Mr. Martin was the first chairman of the G20. Mr. Martin was one of the people in the Canada team who called for the creation of the G20. At the time he was considering creating the G20, he called all the leaders of the G20 to discuss the creation of the group. Nineteen agreed, only one did not (George Bush). The funny thing is that when the crisis hit, Bush was the first to call for the G20.
- G20 vs G8: He thinks the G8 is just a side show now.

- He says the main issue to discussed by the G20 is that the banks should strengthen their equity basis. Capital ratios, European argue that their banks are solved. The issue must be dealt with now. We cannot delay dealing with this.
- Timing for exiting stimulus: it is not now

- Equity: banks must have a common minimum standard. Must be subject to international standards. We cannot be subject to another Lehman Brothers or another AIG.

- Sistematic risk remains. Must deal with the issue now, because memories fade.

- Trade inbalances cannot continue. China's export model is not sustainable. Its customer (the U.S.) is no longer there. He thinks its domestic consumption will increase.
- Banks pay and bonuses should not be excessive. Bonuses cannot be paid on meeting short term goals. The Board of the banks should be accountable to the pay they agree to. Directors should be responsible. Shareholders should walk away from financial institutions with excessive pay and bonuses. The current system is certainly too clubby.

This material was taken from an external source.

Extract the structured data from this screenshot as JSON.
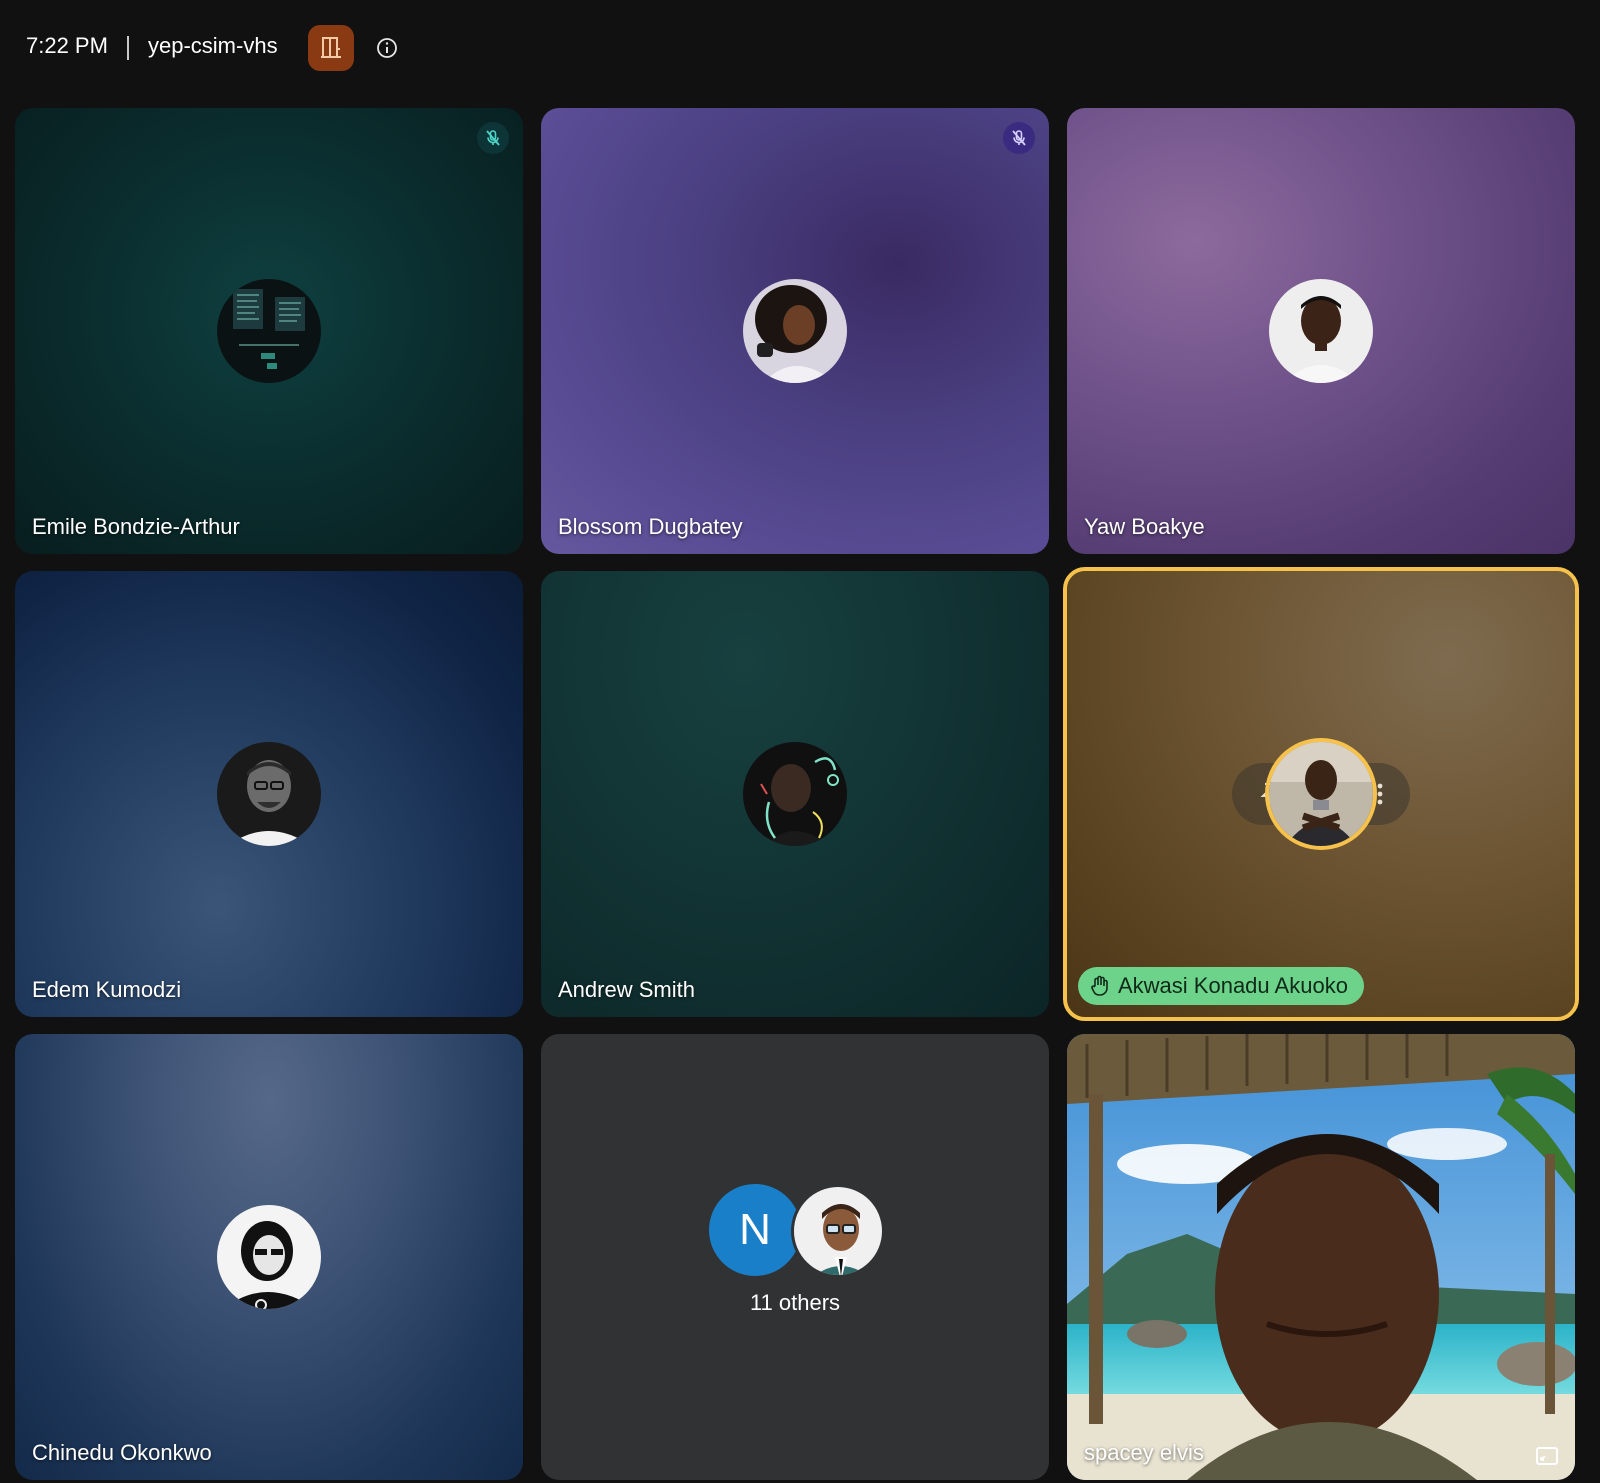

- Bank regulation should be done by each country, but there must be global regulation as well, otherwise each country will do what it can to attract banks, and that may include easing its regulations (such as a minimum reserves). Without agreeing to be subject to this global regulator banks should not be allowed to operate in another country.
- On the state of the economy now: the new economy will not look like the old one, will not have the same leverage, not the same number of homes, car and refrigerators built.
- The real issue is China. We do not really know what is the real state. it's about to become the world's 2nd economy, ahead of Japan and Germany. He thinks we are beginning to see the upturn.